Four Pines Stout (Guest Post by The Devil Drink)

WHAT IS THAT THING ON the side of the bottle? I think it says “Certified Vostok Space Beer”. I’m reading it right, but what on earth can it mean?

A bottle of Four Pines Stout with a small label reading 'Certified Vostok Space Beer'

Alcohol marketing is traditionally the worst of all forms of advertising. As the prolific blog commenter Nabakov once observed—and despite creative use of Google I haven’t been able to find the original source—expecting intelligence and taste in a beer commercial is like owning a dog and being disappointed when it farts. It’s true, on one hand, that some of the best ones end up in the national vernacular, and some of them are just cheap and ludicrous enough to step onto the right side of the invisible shifting line dividing a good joke from failed, embarrassing humour.

More often, though, you get internally incoherent, chauvinist, far too often unfunnily sexist dross which gives advertising and alcohol itself a bad name. There’s nothing necessarily wrong with using sex as a marketing tool; but most often it’s exploitative, crass and simply not very good at selling booze. I have a feeling Fast Forward did a sketch about a the latest wine cooler on the under-18s market called “Legs Opener”, which was a truthful reflection of the genre if any example of comedy ever was. Anyone who watches televison though could probably name half-a-dozen commercials without effort that insult drinkers’ intelligence with stereotypy.

I mean really. Alcohol: a habit-forming substance that tends to produce mild euphoria, reduces social inhibitions and is entirely, immovably embedded in Western culture of food and social gathering. The stuff sells itself, or it should do.

Less reprehensible than the bimbos-and-bogans environment of Australian beer advertisements is, alas, the Craft Beer Fridge at your local bottleshop. Next to the very small bottles of mind-smashingly alcoholic beer brewed by Belgian cultists, and the water-coloured half-litre German objects, with pictures of goats and unpronounceable names, and genealogical claims back to before the Reformation that defy suspension of belief, lie the Australian small-brewery beers. They’ve got names like “Twenty Lashes”, and “Admiral Byng”, and “For The Term Of His Natural Life”, suggestive of a fashionable colonial brewing history. (I’ve suggested “No Chinese” and “The Other Side Of The Frontier” as potential brandnames, without luck). Some of them are good, some of them appalling.1

So, to Four Pines, the stout in my hand. On the one hand, it’s purple, it’s got a picture of four pines on it, and big claims of being brewed in Manly. On the neck it’s got an overly-sincere couple of sentences, sentences you have to uncomfortably turn the bottle in your hand to read, about four pine trees on the peninsula that were cut down in the 1940s to make way for machine-gun pillboxes and artillery spotting bunkers. It’s a decent enough story, and so far it’s so good.
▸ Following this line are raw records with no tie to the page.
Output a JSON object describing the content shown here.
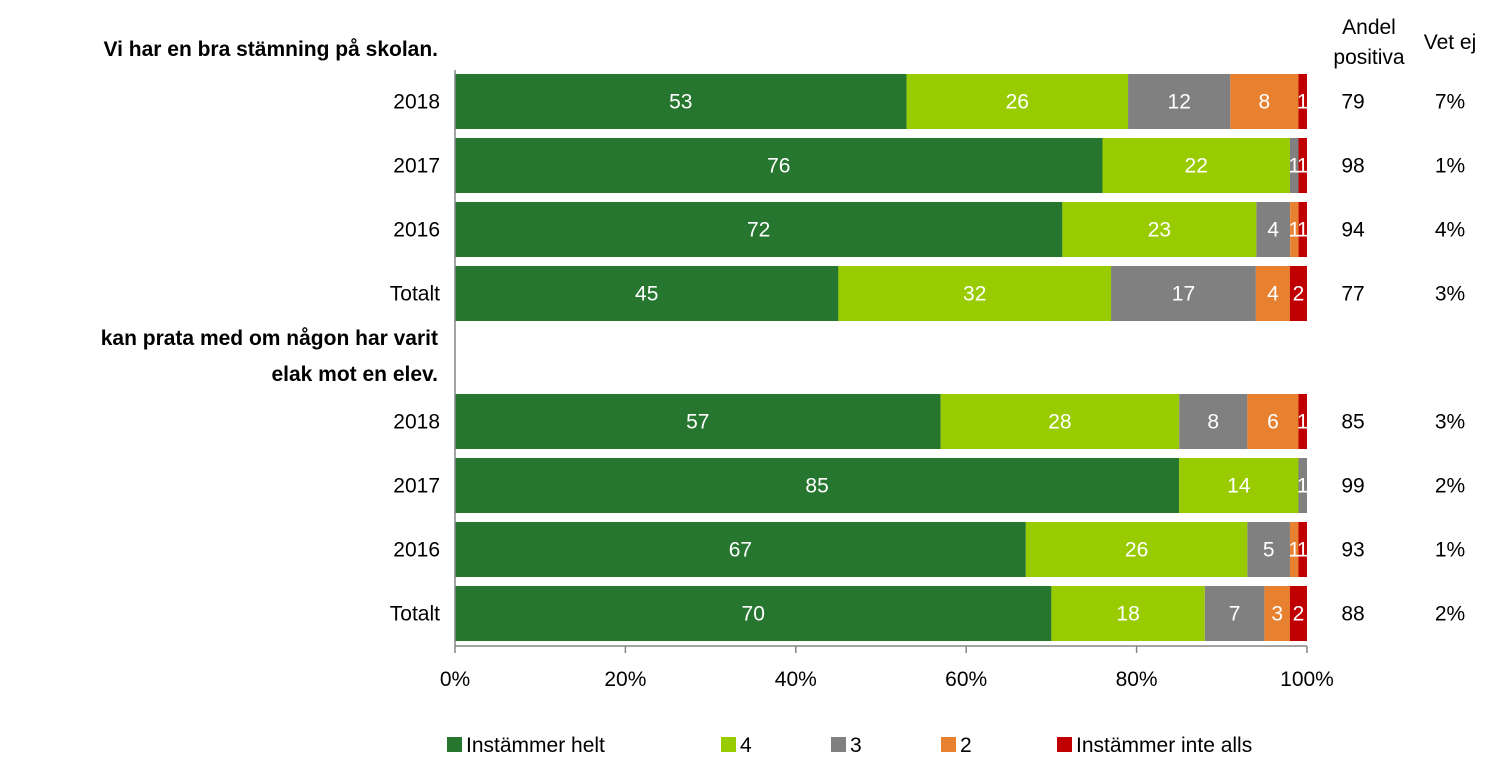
{
  "chart_data": {
    "type": "bar",
    "orientation": "horizontal",
    "stacked": true,
    "xlim": [
      0,
      100
    ],
    "xticks": [
      "0%",
      "20%",
      "40%",
      "60%",
      "80%",
      "100%"
    ],
    "column_headers": {
      "positive_line1": "Andel",
      "positive_line2": "positiva",
      "unknown": "Vet ej"
    },
    "legend_position": "bottom",
    "series": [
      {
        "name": "Instämmer helt",
        "color": "#26762f"
      },
      {
        "name": "4",
        "color": "#99cc00"
      },
      {
        "name": "3",
        "color": "#808080"
      },
      {
        "name": "2",
        "color": "#e8812f"
      },
      {
        "name": "Instämmer inte alls",
        "color": "#c00000"
      }
    ],
    "groups": [
      {
        "title_lines": [
          "Vi har en bra stämning på skolan."
        ],
        "rows": [
          {
            "label": "2018",
            "values": [
              53,
              26,
              12,
              8,
              1
            ],
            "positive": "79",
            "unknown": "7%"
          },
          {
            "label": "2017",
            "values": [
              76,
              22,
              1,
              0,
              1
            ],
            "value_labels": [
              "76",
              "22",
              "1",
              "",
              "1"
            ],
            "positive": "98",
            "unknown": "1%"
          },
          {
            "label": "2016",
            "values": [
              72,
              23,
              4,
              1,
              1
            ],
            "positive": "94",
            "unknown": "4%"
          },
          {
            "label": "Totalt",
            "values": [
              45,
              32,
              17,
              4,
              2
            ],
            "positive": "77",
            "unknown": "3%"
          }
        ]
      },
      {
        "title_lines": [
          "kan prata med om någon har varit",
          "elak mot en elev."
        ],
        "rows": [
          {
            "label": "2018",
            "values": [
              57,
              28,
              8,
              6,
              1
            ],
            "positive": "85",
            "unknown": "3%"
          },
          {
            "label": "2017",
            "values": [
              85,
              14,
              1,
              0,
              0
            ],
            "value_labels": [
              "85",
              "14",
              "1",
              "",
              ""
            ],
            "positive": "99",
            "unknown": "2%"
          },
          {
            "label": "2016",
            "values": [
              67,
              26,
              5,
              1,
              1
            ],
            "positive": "93",
            "unknown": "1%"
          },
          {
            "label": "Totalt",
            "values": [
              70,
              18,
              7,
              3,
              2
            ],
            "positive": "88",
            "unknown": "2%"
          }
        ]
      }
    ]
  }
}
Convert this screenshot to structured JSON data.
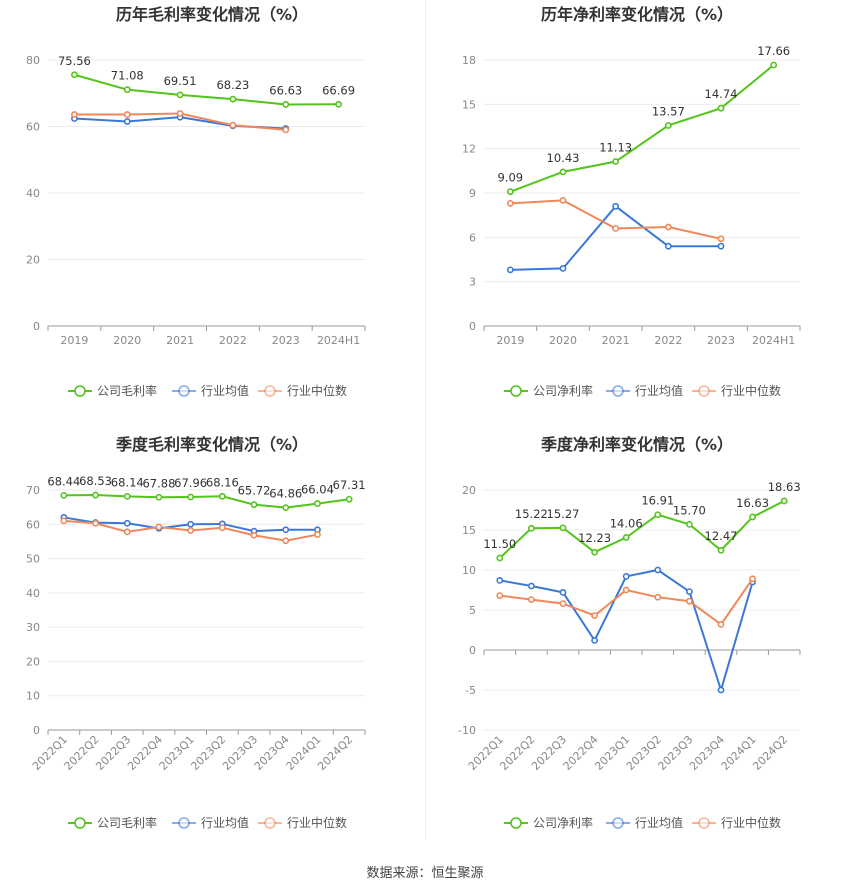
{
  "source": "数据来源：恒生聚源",
  "colors": {
    "company": "#52c41a",
    "avg": "#3a78d8",
    "median": "#f0875a"
  },
  "chart_data": [
    {
      "type": "line",
      "title": "历年毛利率变化情况（%）",
      "categories": [
        "2019",
        "2020",
        "2021",
        "2022",
        "2023",
        "2024H1"
      ],
      "ylim": [
        0,
        80
      ],
      "yticks": [
        0,
        20,
        40,
        60,
        80
      ],
      "rotate_x": false,
      "legend_position": "bottom",
      "series": [
        {
          "name": "公司毛利率",
          "key": "company",
          "values": [
            75.56,
            71.08,
            69.51,
            68.23,
            66.63,
            66.69
          ],
          "labels": [
            "75.56",
            "71.08",
            "69.51",
            "68.23",
            "66.63",
            "66.69"
          ]
        },
        {
          "name": "行业均值",
          "key": "avg",
          "values": [
            62.4,
            61.5,
            62.8,
            60.2,
            59.4,
            null
          ]
        },
        {
          "name": "行业中位数",
          "key": "median",
          "values": [
            63.6,
            63.6,
            63.9,
            60.4,
            59.0,
            null
          ]
        }
      ]
    },
    {
      "type": "line",
      "title": "历年净利率变化情况（%）",
      "categories": [
        "2019",
        "2020",
        "2021",
        "2022",
        "2023",
        "2024H1"
      ],
      "ylim": [
        0,
        18
      ],
      "yticks": [
        0,
        3,
        6,
        9,
        12,
        15,
        18
      ],
      "rotate_x": false,
      "legend_position": "bottom",
      "series": [
        {
          "name": "公司净利率",
          "key": "company",
          "values": [
            9.09,
            10.43,
            11.13,
            13.57,
            14.74,
            17.66
          ],
          "labels": [
            "9.09",
            "10.43",
            "11.13",
            "13.57",
            "14.74",
            "17.66"
          ]
        },
        {
          "name": "行业均值",
          "key": "avg",
          "values": [
            3.8,
            3.9,
            8.1,
            5.4,
            5.4,
            null
          ]
        },
        {
          "name": "行业中位数",
          "key": "median",
          "values": [
            8.3,
            8.5,
            6.6,
            6.7,
            5.9,
            null
          ]
        }
      ]
    },
    {
      "type": "line",
      "title": "季度毛利率变化情况（%）",
      "categories": [
        "2022Q1",
        "2022Q2",
        "2022Q3",
        "2022Q4",
        "2023Q1",
        "2023Q2",
        "2023Q3",
        "2023Q4",
        "2024Q1",
        "2024Q2"
      ],
      "ylim": [
        0,
        70
      ],
      "yticks": [
        0,
        10,
        20,
        30,
        40,
        50,
        60,
        70
      ],
      "rotate_x": true,
      "legend_position": "bottom",
      "series": [
        {
          "name": "公司毛利率",
          "key": "company",
          "values": [
            68.44,
            68.53,
            68.14,
            67.88,
            67.96,
            68.16,
            65.72,
            64.86,
            66.04,
            67.31
          ],
          "labels": [
            "68.44",
            "68.53",
            "68.14",
            "67.88",
            "67.96",
            "68.16",
            "65.72",
            "64.86",
            "66.04",
            "67.31"
          ]
        },
        {
          "name": "行业均值",
          "key": "avg",
          "values": [
            62.0,
            60.5,
            60.3,
            58.8,
            60.0,
            60.1,
            58.0,
            58.4,
            58.4,
            null
          ]
        },
        {
          "name": "行业中位数",
          "key": "median",
          "values": [
            61.0,
            60.3,
            57.8,
            59.2,
            58.2,
            59.0,
            56.8,
            55.2,
            57.0,
            null
          ]
        }
      ]
    },
    {
      "type": "line",
      "title": "季度净利率变化情况（%）",
      "categories": [
        "2022Q1",
        "2022Q2",
        "2022Q3",
        "2022Q4",
        "2023Q1",
        "2023Q2",
        "2023Q3",
        "2023Q4",
        "2024Q1",
        "2024Q2"
      ],
      "ylim": [
        -10,
        20
      ],
      "yticks": [
        -10,
        -5,
        0,
        5,
        10,
        15,
        20
      ],
      "rotate_x": true,
      "legend_position": "bottom",
      "series": [
        {
          "name": "公司净利率",
          "key": "company",
          "values": [
            11.5,
            15.22,
            15.27,
            12.23,
            14.06,
            16.91,
            15.7,
            12.47,
            16.63,
            18.63
          ],
          "labels": [
            "11.50",
            "15.22",
            "15.27",
            "12.23",
            "14.06",
            "16.91",
            "15.70",
            "12.47",
            "16.63",
            "18.63"
          ]
        },
        {
          "name": "行业均值",
          "key": "avg",
          "values": [
            8.7,
            8.0,
            7.2,
            1.2,
            9.2,
            10.0,
            7.3,
            -5.0,
            8.5,
            null
          ]
        },
        {
          "name": "行业中位数",
          "key": "median",
          "values": [
            6.8,
            6.3,
            5.8,
            4.3,
            7.5,
            6.6,
            6.1,
            3.2,
            8.9,
            null
          ]
        }
      ]
    }
  ]
}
But then? Then there’s the rocketship. The brewers sent this pine-themed beer from Manly to a group of scientists who drank it on a plane making parabolic zero-gravity arcs. And then they had a dress-up party and put pictures of themselves on a website.

That’s called diluting your brand. Are you suggestive of WWII sacrifice? Are you a Northern Beaches niche product? It it a beer made by astronauts for astronauts? Is science involved in the brewing? Does it appeal to a market of Warringah cosmonauts I’ve never heard of? More importantly—what kind of beer is it, and what does it taste like?

I can answer that last one. It’s pretty good, and better than a lot of over-crafted stouts that go flat too fast and smell like air freshener. There’s no mucking about with chocolatiness or hops, or special effort to make a stout taste like anything but a stout. It’s dark, bitter, heavy and one-point-three standard drinks.

Ticks all the boxes except for the very strange, very incoherent marketing.

1 “Like licking the bottom of an opened golden syrup can past its expiry date” was the fruity description of one woeful Australian small-brewery craft beer I won’t name.